Of course, EVs are better for human health too because they produce no tailpipe emissions, so German urban air quality would most likely improve. In fact, if a household had enough solar power, it might generate enough electricity to charge an EV at home with clean, renewable electricity.
Scenarios involving clean electricity to charge the batteries of vehicles that produce no tailpipe emissions might sound idealistic or fantastic. However, areas within Germany already generate high levels of clean, renewable electricity, so there is no reason why it can’t be used to power electric vehicles.
Electric cars are part of the energy puzzle that Germany has been working steadily to solve by reducing the use of fossil fuels and nuclear power.

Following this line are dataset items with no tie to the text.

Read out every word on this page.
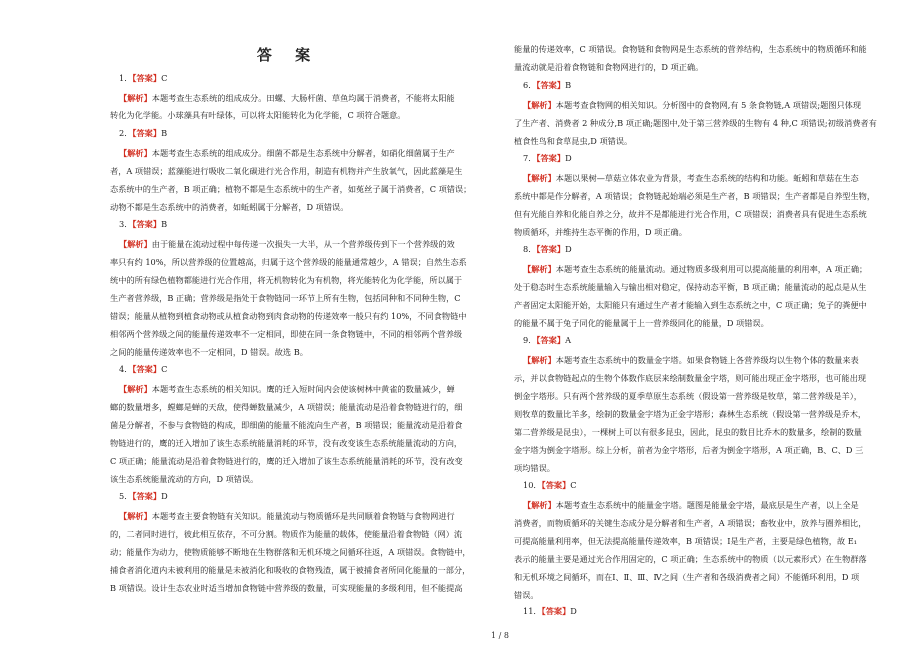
答 案
1．【答案】C
【解析】本题考查生态系统的组成成分。田螺、大肠杆菌、草鱼均属于消费者，不能将太阳能
转化为化学能。小球藻具有叶绿体，可以将太阳能转化为化学能，C 项符合题意。
2．【答案】B
【解析】本题考查生态系统的组成成分。细菌不都是生态系统中分解者，如硝化细菌属于生产
者，A 项错误；蓝藻能进行吸收二氧化碳进行光合作用，制造有机物并产生放氧气，因此蓝藻是生
态系统中的生产者，B 项正确；植物不都是生态系统中的生产者，如菟丝子属于消费者，C 项错误；
动物不都是生态系统中的消费者，如蚯蚓属于分解者，D 项错误。
3．【答案】B
【解析】由于能量在流动过程中每传递一次损失一大半，从一个营养级传到下一个营养级的效
率只有约 10%，所以营养级的位置越高，归属于这个营养级的能量通常越少，A 错误；自然生态系
统中的所有绿色植物都能进行光合作用，将无机物转化为有机物，将光能转化为化学能，所以属于
生产者营养级，B 正确；营养级是指处于食物链同一环节上所有生物，包括同种和不同种生物，C
错误；能量从植物到植食动物或从植食动物到肉食动物的传递效率一般只有约 10%，不同食物链中
相邻两个营养级之间的能量传递效率不一定相同，即使在同一条食物链中，不同的相邻两个营养级
之间的能量传递效率也不一定相同，D 错误。故选 B。
4．【答案】C
【解析】本题考查生态系统的相关知识。鹰的迁入短时间内会使该树林中黄雀的数量减少，蝉
螂的数量增多，螳螂是蝉的天敌，使得蝉数量减少，A 项错误；能量流动是沿着食物链进行的，细
菌是分解者，不参与食物链的构成，即细菌的能量不能流向生产者，B 项错误；能量流动是沿着食
物链进行的，鹰的迁入增加了该生态系统能量消耗的环节，没有改变该生态系统能量流动的方向，
C 项正确；能量流动是沿着食物链进行的，鹰的迁入增加了该生态系统能量消耗的环节，没有改变
该生态系统能量流动的方向，D 项错误。
5．【答案】D
【解析】本题考查主要食物链有关知识。能量流动与物质循环是共同顺着食物链与食物网进行
的，二者同时进行，彼此相互依存，不可分割。物质作为能量的载体，使能量沿着食物链（网）流
动；能量作为动力，使物质能够不断地在生物群落和无机环境之间循环往返，A 项错误。食物链中，
捕食者消化道内未被利用的能量是未被消化和吸收的食物残渣，属于被捕食者所同化能量的一部分，
B 项错误。设计生态农业时适当增加食物链中营养级的数量，可实现能量的多级利用，但不能提高
能量的传递效率，C 项错误。食物链和食物网是生态系统的营养结构，生态系统中的物质循环和能
量流动就是沿着食物链和食物网进行的，D 项正确。
6．【答案】B
【解析】本题考查食物网的相关知识。分析图中的食物网,有 5 条食物链,A 项错误;题图只体现
了生产者、消费者 2 种成分,B 项正确;题图中,处于第三营养级的生物有 4 种,C 项错误;初级消费者有
植食性鸟和食草昆虫,D 项错误。
7．【答案】D
【解析】本题以果树—草菇立体农业为背景，考查生态系统的结构和功能。蚯蚓和草菇在生态
系统中都是作分解者，A 项错误；食物链起始端必须是生产者，B 项错误；生产者都是自养型生物，
但有光能自养和化能自养之分，故并不是都能进行光合作用，C 项错误；消费者具有促进生态系统
物质循环，并维持生态平衡的作用，D 项正确。
8．【答案】D
【解析】本题考查生态系统的能量流动。通过物质多级利用可以提高能量的利用率，A 项正确；
处于稳态时生态系统能量输入与输出相对稳定，保持动态平衡，B 项正确；能量流动的起点是从生
产者固定太阳能开始，太阳能只有通过生产者才能输入到生态系统之中，C 项正确；兔子的粪便中
的能量不属于兔子同化的能量属于上一营养级同化的能量，D 项错误。
9．【答案】A
【解析】本题考查生态系统中的数量金字塔。如果食物链上各营养级均以生物个体的数量来表
示，并以食物链起点的生物个体数作底层来绘制数量金字塔，则可能出现正金字塔形，也可能出现
倒金字塔形。只有两个营养级的夏季草原生态系统（假设第一营养级是牧草，第二营养级是羊），
则牧草的数量比羊多，绘制的数量金字塔为正金字塔形；森林生态系统（假设第一营养级是乔木，
第二营养级是昆虫），一棵树上可以有很多昆虫，因此，昆虫的数目比乔木的数量多，绘制的数量
金字塔为倒金字塔形。综上分析，前者为金字塔形，后者为倒金字塔形，A 项正确，B、C、D 三
项均错误。
10．【答案】C
【解析】本题考查生态系统中的能量金字塔。题图是能量金字塔，最底层是生产者，以上全是
消费者，而物质循环的关键生态成分是分解者和生产者，A 项错误；畜牧业中，放养与圈养相比，
可提高能量利用率，但无法提高能量传递效率，B 项错误；Ⅰ是生产者，主要是绿色植物，故 E₁
表示的能量主要是通过光合作用固定的，C 项正确；生态系统中的物质（以元素形式）在生物群落
和无机环境之间循环，而在Ⅰ、Ⅱ、Ⅲ、Ⅳ之间（生产者和各级消费者之间）不能循环利用，D 项
错误。
11．【答案】D
1 / 8
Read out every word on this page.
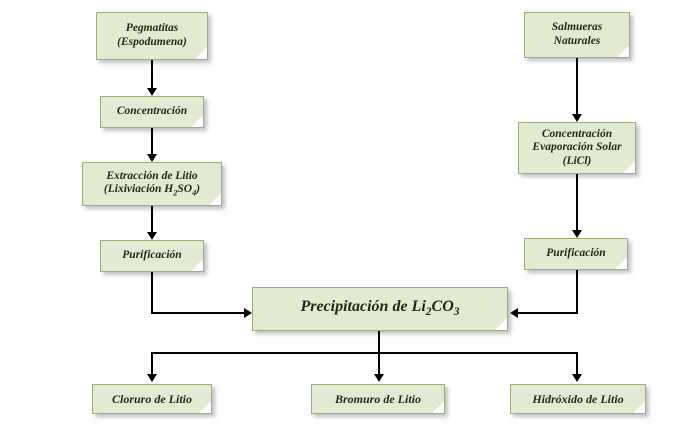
Pegmatitas
(Espodumena)
Concentración
Extracción de Litio
(Lixiviación $H_2SO_4$)
Purificación
Salmueras
Naturales
Concentración
Evaporación Solar
(LiCl)
Purificación
Precipitación de $Li_2CO_3$
Cloruro de Litio	Bromuro de Litio	Hidróxido de Litio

One fascinating thing about a scenario where there are one million electric vehicles in a nation is that they can function as a sort of energy storage system. In other words, they can store electricity when they are not be driven. Additionally, if a homeowner has a solar power system but no battery storage, the battery in her or his EV could store some of the excess electricity generated by it (theoretically).
If 2 billion euros are invested in this EV subsidy, there are likely to be a number of wins: reducing air pollution which contributes to smog, reducing climate change emissions, moving the nation further along a path towards clean electricity, and supporting German auto manufacturers and their employees.